La fiesta de San Ginés, nuestro patrono, el obispo de Arlés, reúne todos los ingredientes de la fiesta canaria: Arrecife duplica su población, no sólo por la gente que baja de los pueblos, sino, principalmente, porque los marineros, los roncotes, por San Ginés están en tierra, su infantil apego al terruño se hace patente. Ese apego a la tierra nativa cree ser un único derecho a la libertad, su encono y su esperanza.

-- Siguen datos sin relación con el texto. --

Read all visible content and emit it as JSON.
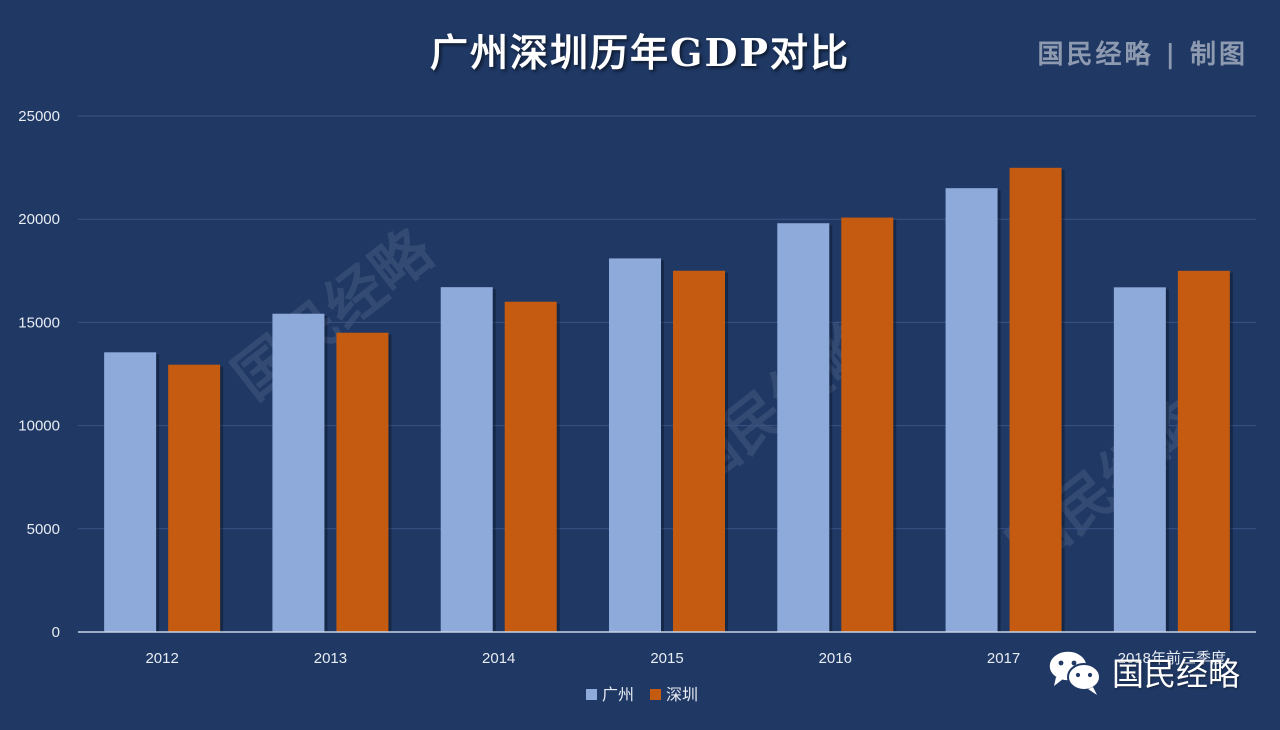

El engalanamiento de las calles, los pasacalles de gigantes y cabezudos, el tiovivo, las ruletas, los ventorrillos engalanados con hojas de palmera, y que atraen con el tufillo de la carne en adobo a cuantos transitan recorriendo el ferial, son características de nuestras ancestrales fiestas.

Las parrandas, en las que no faltaban el “forito” (acordeón),, recorren las calles y son algo que el arrecifeño no puede olvidar, por más que el Star-Trek, el Master, el Dragón, los Toros, los Cochitos Chocones…, más cosmopolitas, sean hoy el divertimento de chicos y mayores, no nos hacen olvidar tiempos pasados, llenos de emoción y gratos recuerdos.

Por eso, en este día quiero pregonar para chicos y mayores, para residentes y visitantes: ¡Gocemos de estas fiestas de lo antiguo y de lo actual, pero hagámoslo con respeto y generosidad, siendo hospitalarios con quienes vienen a compartir con nosotros días de jolgorio, de paz, de sosiego y de felicidad!.